Together with Jamie Wheeler, I am studying economic and political predictors of revolution. I am taking various measures of well-being and applying them within the framework of a model of revolution I developed during a previous semester. My hope is to better predict instability in developing countries, which would have applications in fields from diplomacy to finance.
I became interested in this project while studying at Trinity College in Oxford, during a tutorial in comparative politics. I studied both revolution and regime failure, and noticed that many theories were more explanatory than predictive. These studies often were based on case studies, and I believe a large-n study (even with a large error coefficient) can help guide future studies.
I am planning on pursuing a PhD in Political Science. Obviously, there is no better way to prepare for graduate school than bolstering my resume with successful research, and hopefully conference presentations or a paper publication. After grad school, I hope to either teach at a university, work in a think-tank, or work as a policy advisor. Any of these career paths would also be aided by having published works and research experience.

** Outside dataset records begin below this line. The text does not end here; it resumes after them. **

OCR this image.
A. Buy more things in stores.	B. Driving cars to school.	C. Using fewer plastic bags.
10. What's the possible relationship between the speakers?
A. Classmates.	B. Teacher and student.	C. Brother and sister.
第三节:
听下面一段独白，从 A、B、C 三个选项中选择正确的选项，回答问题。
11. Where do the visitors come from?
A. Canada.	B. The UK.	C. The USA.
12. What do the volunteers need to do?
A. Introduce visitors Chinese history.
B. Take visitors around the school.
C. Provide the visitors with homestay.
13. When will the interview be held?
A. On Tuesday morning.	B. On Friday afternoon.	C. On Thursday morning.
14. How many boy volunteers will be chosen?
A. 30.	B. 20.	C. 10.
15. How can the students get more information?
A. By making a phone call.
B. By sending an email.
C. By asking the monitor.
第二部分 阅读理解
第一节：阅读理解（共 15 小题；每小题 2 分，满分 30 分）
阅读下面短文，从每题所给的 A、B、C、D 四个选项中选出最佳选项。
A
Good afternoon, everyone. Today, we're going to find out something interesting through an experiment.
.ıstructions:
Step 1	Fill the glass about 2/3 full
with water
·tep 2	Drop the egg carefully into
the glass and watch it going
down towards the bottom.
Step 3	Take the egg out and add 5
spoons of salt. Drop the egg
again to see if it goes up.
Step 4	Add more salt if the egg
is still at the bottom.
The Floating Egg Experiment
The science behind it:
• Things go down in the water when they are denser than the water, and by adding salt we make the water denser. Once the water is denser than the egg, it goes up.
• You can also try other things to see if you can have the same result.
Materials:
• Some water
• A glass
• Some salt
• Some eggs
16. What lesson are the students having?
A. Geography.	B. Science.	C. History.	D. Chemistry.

I spend most my research time poring over databases and looking for data that most closely resembles the variables within the theoretical model. I hold weekly meetings with my mentor, where we cover what I have learned or want to focus on for the next week. We often spend large portions of this time debating the scope and structure of the project. Coming from different academic fields, we often look to apply vastly different tools to solve the problems in front of us. These differences can lively discussions, but also allow us to take a unique approach to a large, oft-studied issue in political science.
This week, I discovered several statistical methods to deal with the real-world challenges of measuring well-being in states that are, by definition, politically unstable. While data is often incomplete or must be estimated in many cases, careful selection of sources can provide results that are precise, but inaccurate. However, the direction of these inaccuracies is often similar, allowing this variability to become baked into the error term of the model. While this reduces the predictive power of the model, it allows the model to hopefully apply to a larger number of cases.